Bulletin #19 | Special Series - Bill 64 & Act to modernize legislative provisions as regards the protection of personal information
In sections 12, 19 and 102 of Bill 641 the legislator has introduced a new concept – that of "sensitive personal information" – affecting both the Act respecting access to documents held by public bodies and the protection of personal information2 and the Act respecting the protection of personal information in the private sector.3
This concept has been introduced in the context of explicit or implicit consent to the use or disclosure of personal information for the purposes for which it was collected. For example, it is provided that the consent of an employee of a private enterprise must be explicit when that company wants to use the employee's sensitive personal information for purposes other than those for which it was collected.4
Proposed Definition of "Sensitive Personal Information"
While this concept does not appear in the current version of the federal Personal Information Protection and Electronic Documents Act,5 it does, however, exist in European law as "sensitive data" under the General Data Protection Regulation6 ("GDPR").
Under Bill 64, information is defined as "sensitive" when "due to its nature or the context of its use or communication, it entails a high level of reasonable expectation of privacy."7
According to this definition, it should be noted that all obligations affecting enterprises under Bill 64 vary depending on how sensitive the personal information is. Moreover, this concept seems to be subjective since the sensitivity of the information depends on the context of its use or communication.

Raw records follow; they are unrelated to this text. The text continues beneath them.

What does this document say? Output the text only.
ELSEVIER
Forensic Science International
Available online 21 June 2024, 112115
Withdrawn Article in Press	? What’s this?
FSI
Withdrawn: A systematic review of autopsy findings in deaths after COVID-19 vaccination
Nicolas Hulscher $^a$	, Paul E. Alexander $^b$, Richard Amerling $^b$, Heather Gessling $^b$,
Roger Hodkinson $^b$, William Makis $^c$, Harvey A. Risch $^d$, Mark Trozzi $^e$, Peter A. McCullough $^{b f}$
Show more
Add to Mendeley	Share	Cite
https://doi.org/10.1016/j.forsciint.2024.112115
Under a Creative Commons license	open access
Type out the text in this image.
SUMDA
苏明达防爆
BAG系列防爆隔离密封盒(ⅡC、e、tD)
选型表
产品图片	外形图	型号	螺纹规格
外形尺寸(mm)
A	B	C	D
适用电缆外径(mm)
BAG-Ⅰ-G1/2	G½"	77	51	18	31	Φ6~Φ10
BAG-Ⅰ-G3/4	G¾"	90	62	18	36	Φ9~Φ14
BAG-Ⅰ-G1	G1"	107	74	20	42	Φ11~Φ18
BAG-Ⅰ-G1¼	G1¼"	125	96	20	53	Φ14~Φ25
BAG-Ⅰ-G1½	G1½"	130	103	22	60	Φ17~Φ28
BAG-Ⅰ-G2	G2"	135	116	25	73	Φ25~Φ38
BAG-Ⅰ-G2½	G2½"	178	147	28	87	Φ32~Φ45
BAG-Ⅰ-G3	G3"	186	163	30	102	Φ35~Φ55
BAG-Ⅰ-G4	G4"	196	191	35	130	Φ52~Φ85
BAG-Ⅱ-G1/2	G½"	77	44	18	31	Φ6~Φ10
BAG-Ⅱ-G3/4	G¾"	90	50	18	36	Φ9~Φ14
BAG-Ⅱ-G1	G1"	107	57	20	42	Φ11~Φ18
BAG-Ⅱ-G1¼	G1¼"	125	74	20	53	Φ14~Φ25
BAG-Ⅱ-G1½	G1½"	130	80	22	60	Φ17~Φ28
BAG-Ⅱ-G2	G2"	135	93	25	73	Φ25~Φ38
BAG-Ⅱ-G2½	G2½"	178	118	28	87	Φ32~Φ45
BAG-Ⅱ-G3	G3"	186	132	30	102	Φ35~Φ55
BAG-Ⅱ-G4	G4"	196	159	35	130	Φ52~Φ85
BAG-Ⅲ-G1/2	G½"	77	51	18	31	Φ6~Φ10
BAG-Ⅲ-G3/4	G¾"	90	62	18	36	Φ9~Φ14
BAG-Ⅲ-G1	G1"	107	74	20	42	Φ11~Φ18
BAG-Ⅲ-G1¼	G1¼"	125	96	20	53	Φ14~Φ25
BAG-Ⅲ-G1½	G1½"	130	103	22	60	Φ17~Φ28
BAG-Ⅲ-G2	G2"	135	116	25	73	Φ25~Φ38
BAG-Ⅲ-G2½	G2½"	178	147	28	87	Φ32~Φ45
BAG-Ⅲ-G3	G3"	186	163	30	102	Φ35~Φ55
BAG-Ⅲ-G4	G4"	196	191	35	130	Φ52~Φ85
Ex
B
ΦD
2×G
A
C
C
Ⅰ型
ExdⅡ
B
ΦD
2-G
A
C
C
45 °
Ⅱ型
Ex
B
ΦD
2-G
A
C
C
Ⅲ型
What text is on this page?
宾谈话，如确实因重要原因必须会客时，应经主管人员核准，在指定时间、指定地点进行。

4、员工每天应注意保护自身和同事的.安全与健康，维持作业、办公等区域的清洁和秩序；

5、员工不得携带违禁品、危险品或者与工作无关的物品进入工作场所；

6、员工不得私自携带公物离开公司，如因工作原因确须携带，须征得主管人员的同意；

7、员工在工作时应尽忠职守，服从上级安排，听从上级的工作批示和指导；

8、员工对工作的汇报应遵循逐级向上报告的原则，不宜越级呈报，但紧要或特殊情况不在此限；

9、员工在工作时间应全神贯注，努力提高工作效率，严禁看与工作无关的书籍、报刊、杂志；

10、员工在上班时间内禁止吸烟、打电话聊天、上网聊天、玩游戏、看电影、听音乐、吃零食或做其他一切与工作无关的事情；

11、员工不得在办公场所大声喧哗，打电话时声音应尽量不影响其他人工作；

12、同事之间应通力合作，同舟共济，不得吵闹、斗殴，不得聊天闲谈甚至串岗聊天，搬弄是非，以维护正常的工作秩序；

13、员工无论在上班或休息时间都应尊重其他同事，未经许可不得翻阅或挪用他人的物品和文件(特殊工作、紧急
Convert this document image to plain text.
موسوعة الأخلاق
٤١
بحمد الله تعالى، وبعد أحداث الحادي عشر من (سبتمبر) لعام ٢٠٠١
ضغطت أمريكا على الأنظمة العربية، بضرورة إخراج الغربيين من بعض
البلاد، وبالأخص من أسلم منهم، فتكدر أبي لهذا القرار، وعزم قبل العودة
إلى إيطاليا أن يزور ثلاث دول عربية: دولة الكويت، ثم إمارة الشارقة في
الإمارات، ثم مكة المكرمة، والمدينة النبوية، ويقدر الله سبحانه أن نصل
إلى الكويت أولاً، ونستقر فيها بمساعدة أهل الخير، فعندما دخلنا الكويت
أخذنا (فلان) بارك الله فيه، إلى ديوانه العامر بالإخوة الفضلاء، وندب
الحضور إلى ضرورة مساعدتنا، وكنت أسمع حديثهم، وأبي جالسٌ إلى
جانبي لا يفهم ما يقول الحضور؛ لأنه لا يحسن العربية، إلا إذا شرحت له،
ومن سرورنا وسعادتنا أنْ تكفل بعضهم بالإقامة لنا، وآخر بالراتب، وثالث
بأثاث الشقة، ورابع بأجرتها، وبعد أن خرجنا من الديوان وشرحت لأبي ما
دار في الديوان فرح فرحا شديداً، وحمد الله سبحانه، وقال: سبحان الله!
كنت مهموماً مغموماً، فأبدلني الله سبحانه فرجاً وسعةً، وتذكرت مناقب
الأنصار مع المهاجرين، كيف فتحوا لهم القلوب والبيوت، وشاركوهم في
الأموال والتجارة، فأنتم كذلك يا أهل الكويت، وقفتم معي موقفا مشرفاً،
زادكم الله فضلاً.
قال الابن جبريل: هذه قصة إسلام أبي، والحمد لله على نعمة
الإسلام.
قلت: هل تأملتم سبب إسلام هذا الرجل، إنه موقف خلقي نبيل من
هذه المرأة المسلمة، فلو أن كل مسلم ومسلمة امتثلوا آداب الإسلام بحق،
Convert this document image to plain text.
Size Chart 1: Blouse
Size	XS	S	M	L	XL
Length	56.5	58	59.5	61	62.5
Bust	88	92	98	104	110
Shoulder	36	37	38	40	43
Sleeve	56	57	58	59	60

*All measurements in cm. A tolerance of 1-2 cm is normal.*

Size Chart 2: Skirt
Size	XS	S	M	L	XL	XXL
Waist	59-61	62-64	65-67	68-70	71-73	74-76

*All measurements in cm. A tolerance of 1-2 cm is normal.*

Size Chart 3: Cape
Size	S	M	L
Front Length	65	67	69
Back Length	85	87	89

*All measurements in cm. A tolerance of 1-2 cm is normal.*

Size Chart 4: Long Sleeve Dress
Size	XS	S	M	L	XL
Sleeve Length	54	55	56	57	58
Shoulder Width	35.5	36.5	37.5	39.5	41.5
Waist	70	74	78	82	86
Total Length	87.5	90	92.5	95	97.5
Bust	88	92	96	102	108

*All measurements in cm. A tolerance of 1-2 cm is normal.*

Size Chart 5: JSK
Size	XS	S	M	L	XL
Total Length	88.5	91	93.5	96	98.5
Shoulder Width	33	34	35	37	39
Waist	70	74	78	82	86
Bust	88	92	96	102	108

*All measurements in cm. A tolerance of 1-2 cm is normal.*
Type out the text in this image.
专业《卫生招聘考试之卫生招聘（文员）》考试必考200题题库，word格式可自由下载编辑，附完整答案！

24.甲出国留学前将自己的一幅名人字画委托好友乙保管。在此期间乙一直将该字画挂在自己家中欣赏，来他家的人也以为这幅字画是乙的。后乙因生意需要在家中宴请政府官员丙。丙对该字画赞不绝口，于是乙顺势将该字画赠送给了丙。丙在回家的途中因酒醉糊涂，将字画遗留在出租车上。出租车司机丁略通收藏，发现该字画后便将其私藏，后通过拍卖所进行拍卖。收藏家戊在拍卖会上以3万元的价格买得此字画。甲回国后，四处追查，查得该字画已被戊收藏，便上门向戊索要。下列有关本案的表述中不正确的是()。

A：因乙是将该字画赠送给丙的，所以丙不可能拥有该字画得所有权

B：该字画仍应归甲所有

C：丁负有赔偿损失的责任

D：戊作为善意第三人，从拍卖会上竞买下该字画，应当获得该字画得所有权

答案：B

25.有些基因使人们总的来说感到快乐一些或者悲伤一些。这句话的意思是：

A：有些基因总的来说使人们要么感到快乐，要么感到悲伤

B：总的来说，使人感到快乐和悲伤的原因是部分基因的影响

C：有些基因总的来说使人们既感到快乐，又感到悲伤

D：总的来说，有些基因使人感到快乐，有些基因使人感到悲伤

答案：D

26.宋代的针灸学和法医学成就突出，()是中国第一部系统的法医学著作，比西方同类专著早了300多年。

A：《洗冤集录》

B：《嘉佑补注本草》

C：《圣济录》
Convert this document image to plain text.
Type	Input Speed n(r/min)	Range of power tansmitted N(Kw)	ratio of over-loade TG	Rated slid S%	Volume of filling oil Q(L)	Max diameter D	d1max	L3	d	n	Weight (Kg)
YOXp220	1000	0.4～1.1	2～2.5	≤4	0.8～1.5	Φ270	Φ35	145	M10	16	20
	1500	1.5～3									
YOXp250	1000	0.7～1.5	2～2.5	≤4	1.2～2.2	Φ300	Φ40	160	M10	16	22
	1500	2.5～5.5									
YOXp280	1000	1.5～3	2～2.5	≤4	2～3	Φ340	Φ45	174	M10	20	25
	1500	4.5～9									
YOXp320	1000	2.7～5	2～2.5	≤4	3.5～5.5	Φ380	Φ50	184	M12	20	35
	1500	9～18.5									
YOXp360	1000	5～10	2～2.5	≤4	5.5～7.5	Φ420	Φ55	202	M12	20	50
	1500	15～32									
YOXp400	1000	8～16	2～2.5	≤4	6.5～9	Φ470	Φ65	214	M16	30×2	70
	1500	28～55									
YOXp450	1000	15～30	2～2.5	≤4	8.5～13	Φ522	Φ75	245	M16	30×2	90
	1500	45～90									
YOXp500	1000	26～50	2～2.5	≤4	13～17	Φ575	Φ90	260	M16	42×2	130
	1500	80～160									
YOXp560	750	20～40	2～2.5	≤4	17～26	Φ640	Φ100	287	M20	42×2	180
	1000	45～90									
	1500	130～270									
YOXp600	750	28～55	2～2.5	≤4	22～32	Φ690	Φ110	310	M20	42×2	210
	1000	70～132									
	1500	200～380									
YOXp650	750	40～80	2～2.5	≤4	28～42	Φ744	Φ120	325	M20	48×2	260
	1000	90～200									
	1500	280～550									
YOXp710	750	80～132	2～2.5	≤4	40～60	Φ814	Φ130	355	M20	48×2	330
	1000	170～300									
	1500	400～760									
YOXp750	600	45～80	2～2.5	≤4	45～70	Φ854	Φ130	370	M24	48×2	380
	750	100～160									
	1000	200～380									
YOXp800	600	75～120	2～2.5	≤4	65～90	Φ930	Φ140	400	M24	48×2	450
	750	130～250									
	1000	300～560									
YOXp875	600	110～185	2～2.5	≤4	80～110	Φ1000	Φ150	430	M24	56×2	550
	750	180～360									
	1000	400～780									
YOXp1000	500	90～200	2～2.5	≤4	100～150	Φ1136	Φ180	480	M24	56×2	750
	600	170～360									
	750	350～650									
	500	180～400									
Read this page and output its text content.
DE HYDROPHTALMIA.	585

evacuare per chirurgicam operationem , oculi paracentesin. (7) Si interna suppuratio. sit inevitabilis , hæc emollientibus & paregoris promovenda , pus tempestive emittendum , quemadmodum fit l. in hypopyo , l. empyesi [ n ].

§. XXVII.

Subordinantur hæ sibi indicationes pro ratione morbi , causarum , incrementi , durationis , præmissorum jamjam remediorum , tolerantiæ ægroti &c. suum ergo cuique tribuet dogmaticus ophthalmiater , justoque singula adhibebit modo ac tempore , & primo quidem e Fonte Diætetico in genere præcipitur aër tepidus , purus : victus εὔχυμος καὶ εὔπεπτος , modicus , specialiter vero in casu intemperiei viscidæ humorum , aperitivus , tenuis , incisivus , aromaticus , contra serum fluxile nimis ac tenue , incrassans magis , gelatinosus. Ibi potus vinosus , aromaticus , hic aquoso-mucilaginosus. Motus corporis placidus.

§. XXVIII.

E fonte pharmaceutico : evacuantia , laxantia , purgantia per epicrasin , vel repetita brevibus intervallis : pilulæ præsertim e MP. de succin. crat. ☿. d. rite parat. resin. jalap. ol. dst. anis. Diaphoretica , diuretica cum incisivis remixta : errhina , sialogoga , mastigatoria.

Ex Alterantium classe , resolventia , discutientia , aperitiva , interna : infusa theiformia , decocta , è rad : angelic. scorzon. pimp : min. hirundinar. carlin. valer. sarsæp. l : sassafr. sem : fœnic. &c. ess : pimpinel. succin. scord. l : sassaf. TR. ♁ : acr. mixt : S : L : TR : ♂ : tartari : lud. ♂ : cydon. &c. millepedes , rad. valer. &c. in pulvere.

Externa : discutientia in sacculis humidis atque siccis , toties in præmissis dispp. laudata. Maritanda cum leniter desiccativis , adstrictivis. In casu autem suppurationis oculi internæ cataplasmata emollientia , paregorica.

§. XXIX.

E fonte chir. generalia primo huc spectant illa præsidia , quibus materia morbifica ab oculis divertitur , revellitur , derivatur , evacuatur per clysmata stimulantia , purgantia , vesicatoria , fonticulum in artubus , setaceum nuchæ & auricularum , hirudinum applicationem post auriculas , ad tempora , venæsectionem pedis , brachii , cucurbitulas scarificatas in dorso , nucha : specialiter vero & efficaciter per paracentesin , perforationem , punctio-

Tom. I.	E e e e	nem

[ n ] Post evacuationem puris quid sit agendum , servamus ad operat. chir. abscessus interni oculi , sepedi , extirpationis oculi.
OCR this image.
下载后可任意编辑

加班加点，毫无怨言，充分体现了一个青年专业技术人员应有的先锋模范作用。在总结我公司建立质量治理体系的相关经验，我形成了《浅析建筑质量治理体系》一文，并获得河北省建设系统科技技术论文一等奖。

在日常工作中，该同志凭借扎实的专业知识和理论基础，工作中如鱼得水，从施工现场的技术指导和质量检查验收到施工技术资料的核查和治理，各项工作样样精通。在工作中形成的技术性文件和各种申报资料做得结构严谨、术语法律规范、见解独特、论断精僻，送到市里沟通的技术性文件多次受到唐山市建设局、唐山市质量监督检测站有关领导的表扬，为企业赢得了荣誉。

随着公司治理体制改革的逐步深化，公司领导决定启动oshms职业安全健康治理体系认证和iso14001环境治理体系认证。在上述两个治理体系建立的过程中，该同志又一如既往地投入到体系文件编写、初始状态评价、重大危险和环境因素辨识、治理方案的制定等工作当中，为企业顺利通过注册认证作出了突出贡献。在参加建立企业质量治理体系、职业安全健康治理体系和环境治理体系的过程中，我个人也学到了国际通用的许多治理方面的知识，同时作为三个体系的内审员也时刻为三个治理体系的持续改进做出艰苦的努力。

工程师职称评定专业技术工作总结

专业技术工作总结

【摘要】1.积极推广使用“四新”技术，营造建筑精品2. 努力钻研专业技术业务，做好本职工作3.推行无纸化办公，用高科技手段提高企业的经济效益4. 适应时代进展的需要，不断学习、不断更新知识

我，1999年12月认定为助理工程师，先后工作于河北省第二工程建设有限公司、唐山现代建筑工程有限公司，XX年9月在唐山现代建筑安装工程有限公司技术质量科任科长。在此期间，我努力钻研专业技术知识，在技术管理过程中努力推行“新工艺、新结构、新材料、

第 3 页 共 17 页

Unlike Bill 64, the GDPR provides a precise definition of "sensitive data." In fact, the GDPR not only provides that "sensitive data" is a special category of personal data, it also explicitly defines sensitive data that is in the special category of personal data. More precisely, article 9 of the GDPR provides that the:
Processing of personal data revealing racial or ethnic origin, political opinions, religious or philosophical beliefs, or trade union membership, and the processing of genetic data, biometric data for the purpose of uniquely identifying a natural person, data concerning health or data concerning a natural person's sex life or sexual orientation shall be prohibited.
As such, the concept proposed in Bill 64, seen through the lens of the GDPR, may seem incomplete or inadequate given that:
- the sensitivity of information is left to the discretion of the companies processing such information, and so it could be difficult for them to determine how they should be processing certain information in certain specific contexts;
- in cases where it may be less obvious that information should be considered sensitive, the same information may be handled differently, depending on the person processing that information; and
- company policies may vary from one company to another regarding the same type of information.
Other Ways of Defining Sensitive Information
In light of the foregoing, we believe that, as provided under the GDPR, a clearer definition of "sensitive personal information" could help prevent confusion or any misinterpretation of the law.
For example, it seems that in the context of Québec, the definition of "sensitive personal information" could constitute the prohibited grounds of discrimination under section 10 of the Charter of Human Rights and Freedoms,8 which are race, colour, gender identity or expression, pregnancy, sexual orientation, civil status, age except as provided by law, religion, political convictions, language, ethnic or national origin, social condition, handicap or the use of any means to palliate a handicap.
Lastly, while the addition of the concept of "sensitive personal information" is interesting, we believe that certain changes should be made to the definition in order to avoid interpretation issues and to ensure the uniform application of the new legislation.
1. Bill 64, An Act to modernize legislative provisions as regards the protection of personal information, 1st Session, 42nd Legislature, Québec, 12 June 2020, (Introduction) ("Bill 64") http://m.assnat.qc.ca/en/travaux-parlementaires/projets-loi/projet-loi-64-42-1.html.
2. Act respecting access to documents held by public bodies and the protection of personal information, chapter A-2.1.
3. Act respecting the protection of personal information in the private sector, chapter P-39.1.
4. Bill 64, section 102.
5. Personal Information Protection and Electronic Documents Act, SC 2000, c 5.
6. General Data Protection Regulation, 2016/679.
7. Bill 64, sections 12 and 102.
8. Charter of Human Rights and Freedoms, chapter C-12.
The content of this article is intended to provide a general guide to the subject matter. Specialist advice should be sought about your specific circumstances.